Ludwig van Beethoven
Evolution – Complete Cello Sonatas
Adolfo Gutiérrez Arenas (Violoncello), Christopher Park (Klavier)
Nicht „entschärft“ soll sie klingen, abgerundet und gefällig. Vielmehr streben Adolfo Gutiérrez Arenas und Christopher Park danach, Beethovens Musik in ihrem permanenten Spannungszustand zwischen hoher Kompositionskunst und radikaler Emotionsäußerung erlebbar zu machen. Diese Intention ist nicht neu, doch drängte es die beiden Musiker verständlicherweise, das Projekt einer weiteren Aufnahme der viel gespielten fünf Beethoven’schen Cellosonaten mit einem eigenständigen Interpretationsansatz zu verknüpfen, der (vielleicht) neues Licht auf die bemerkenswerte Werkgruppe lenkt. Diese im Booklet formulierte Motivation in musizierte Realität umzusetzen ist, um es vorwegzunehmen, glänzend gelungen, und es hätte hierzu weder des reißerischen Titels Evolution noch kunstvoll verwackelter Action-Fotos bedurft.
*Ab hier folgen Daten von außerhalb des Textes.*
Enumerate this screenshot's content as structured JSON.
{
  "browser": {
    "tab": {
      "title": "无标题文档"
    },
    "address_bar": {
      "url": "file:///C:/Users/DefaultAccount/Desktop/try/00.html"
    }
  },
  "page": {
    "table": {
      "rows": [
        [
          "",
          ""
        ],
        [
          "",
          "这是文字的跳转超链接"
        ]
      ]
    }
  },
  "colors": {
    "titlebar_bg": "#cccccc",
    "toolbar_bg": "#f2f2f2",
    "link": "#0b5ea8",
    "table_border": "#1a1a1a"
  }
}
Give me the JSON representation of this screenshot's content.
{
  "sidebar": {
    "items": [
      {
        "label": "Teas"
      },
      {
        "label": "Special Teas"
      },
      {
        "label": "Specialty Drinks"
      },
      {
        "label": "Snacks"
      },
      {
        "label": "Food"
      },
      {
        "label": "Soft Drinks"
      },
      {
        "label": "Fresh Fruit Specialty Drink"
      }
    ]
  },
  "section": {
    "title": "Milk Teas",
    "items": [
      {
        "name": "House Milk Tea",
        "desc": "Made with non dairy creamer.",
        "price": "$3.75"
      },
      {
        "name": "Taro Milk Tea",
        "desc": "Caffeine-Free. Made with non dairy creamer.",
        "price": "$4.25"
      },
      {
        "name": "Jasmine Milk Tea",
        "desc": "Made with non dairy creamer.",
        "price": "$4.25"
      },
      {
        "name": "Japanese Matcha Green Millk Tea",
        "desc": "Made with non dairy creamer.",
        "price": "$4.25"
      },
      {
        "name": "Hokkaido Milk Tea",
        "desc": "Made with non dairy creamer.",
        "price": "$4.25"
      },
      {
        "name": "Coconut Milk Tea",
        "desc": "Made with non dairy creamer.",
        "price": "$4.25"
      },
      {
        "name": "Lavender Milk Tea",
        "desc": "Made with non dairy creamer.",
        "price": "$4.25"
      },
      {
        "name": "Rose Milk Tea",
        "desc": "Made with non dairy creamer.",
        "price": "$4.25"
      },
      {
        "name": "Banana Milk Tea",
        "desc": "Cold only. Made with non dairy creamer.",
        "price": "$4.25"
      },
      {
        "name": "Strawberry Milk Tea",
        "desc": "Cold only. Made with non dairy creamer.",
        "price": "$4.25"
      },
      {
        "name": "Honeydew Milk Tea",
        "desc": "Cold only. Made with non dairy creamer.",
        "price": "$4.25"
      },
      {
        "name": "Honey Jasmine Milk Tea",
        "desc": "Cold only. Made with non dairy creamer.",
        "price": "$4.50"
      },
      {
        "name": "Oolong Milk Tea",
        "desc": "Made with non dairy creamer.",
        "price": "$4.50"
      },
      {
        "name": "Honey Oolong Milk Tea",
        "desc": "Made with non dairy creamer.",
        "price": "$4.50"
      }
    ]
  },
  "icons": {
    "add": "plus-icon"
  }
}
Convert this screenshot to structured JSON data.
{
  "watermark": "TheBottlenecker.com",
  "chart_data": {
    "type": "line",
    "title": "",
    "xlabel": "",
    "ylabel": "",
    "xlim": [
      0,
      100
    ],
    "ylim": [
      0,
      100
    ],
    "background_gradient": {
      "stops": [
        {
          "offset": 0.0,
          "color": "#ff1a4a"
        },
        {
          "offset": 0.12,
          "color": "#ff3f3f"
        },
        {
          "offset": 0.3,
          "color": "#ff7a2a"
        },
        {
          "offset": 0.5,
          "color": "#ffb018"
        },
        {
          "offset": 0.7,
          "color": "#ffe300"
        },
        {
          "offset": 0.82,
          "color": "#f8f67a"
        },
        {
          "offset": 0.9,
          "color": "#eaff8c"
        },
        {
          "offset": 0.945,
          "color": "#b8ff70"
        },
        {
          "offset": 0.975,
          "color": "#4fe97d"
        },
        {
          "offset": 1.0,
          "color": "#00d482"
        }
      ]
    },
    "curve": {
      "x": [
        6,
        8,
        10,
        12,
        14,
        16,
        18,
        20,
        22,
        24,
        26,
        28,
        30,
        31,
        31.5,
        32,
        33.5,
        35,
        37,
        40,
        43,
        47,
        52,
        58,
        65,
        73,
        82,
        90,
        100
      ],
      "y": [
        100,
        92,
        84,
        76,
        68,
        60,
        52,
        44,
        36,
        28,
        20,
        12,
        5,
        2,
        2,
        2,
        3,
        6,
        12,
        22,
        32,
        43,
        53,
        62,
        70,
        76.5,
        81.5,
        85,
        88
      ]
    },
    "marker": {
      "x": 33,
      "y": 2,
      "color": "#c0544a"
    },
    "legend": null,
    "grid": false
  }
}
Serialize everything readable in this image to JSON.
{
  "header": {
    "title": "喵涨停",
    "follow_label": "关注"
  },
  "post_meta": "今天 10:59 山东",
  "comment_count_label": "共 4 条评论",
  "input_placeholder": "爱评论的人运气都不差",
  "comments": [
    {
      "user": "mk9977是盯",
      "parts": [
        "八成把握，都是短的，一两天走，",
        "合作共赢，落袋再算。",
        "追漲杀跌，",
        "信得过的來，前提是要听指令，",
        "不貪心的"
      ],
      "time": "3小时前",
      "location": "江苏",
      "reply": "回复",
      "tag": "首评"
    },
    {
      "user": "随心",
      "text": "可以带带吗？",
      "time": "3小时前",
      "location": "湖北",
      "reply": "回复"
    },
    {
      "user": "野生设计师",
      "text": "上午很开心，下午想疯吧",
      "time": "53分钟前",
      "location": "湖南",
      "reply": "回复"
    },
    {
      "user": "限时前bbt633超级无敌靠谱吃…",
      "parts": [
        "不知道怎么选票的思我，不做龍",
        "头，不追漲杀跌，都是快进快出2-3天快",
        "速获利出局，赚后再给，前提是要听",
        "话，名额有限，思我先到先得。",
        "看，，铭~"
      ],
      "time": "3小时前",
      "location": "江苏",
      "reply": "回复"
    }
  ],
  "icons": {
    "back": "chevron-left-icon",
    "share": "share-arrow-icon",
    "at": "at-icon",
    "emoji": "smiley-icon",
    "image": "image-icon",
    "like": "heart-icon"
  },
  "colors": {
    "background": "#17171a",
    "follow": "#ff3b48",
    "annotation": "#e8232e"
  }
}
Unterstützt durch exzellente Aufnahmetechnik kreieren Gutiérrez Arenas und Park ein Klangbild, das die changierenden Stimmgewichtungen und permanenten Rollenwechsel der beiden Instrumente perfekt abbildet: Cello und Klavier sind stets insoweit „getrennt“, dass nichts (d.h. insbesondere kein Celloton!) untergeht oder verschwimmt. Andererseits entsteht eine hohe Klang-affinität, die ihrerseits korrespondiert mit großer Homogenität in puncto Dynamik, Artikulation, Phrasierung. Hier beweisen die Musiker durchaus Courage: Wo der Notentext es nahelegt, werden Brüche, ruppige Phrasenanfänge und -enden, Kontraste nicht gescheut. Es gibt zahlreiche Momente von großer Zartheit und Fragilität, dann wieder hören wir schmelzendes Cantabile, übermütiges Giocoso, kantige Kontrapunktik, ausgeprägt ruhige und ausgeprägt schnelle Tempi, kurzum: das ganze Spektrum Beethoven’scher Ausdruckswelten in unverfälschten, klaren Farben.
Nicht anders als in den frühen Klaviersonaten und Streichquartetten zeigt sich Beethoven in den beiden 1796 komponierten Sonaten op. 5 von seiner progressiven Seite: Hier entsteht im Grunde die Gattung Cellosonate als Duo gleichberechtigter Partner.
Überraschendes geschieht auch in den weiteren Sonaten: Zeichnet sich op. 69 (1808) durch ein hohes Maß an Kantabilität und zugleich dichte motivisch-thematische Arbeit aus, so betreten wir mit den 1815 entstandenen Sonaten op. 102 ein „Experimentalstudio“, das auf die späten Quartette hindeutet. Die quasi-improvisatorischen Passagen in op. 102,1 und die verquere Schlussfuge aus op. 102,2 haben in der Kammermusikliteratur kaum ihresgleichen.
Adolfo Gutiérrez Arenas’ schlanker, sehniger, von intelligentem (Non-) Vibrato-Gebrauch geprägter Celloton und Christopher Parks transparentes Klavierspiel, das solistische Top-Niveau der beiden Musiker, gepaart mit kammermusikalischer Sensitivität – all dies macht die Neuaufnahme zu einem echten Highlight des Beethoven-Jahres … und der Folgezeit! Auch das Manko eines durch die Übersetzungsmühle gedrehten, eigentlich unlesbaren Booklettexts soll unser Gesamtlob nicht schmälern.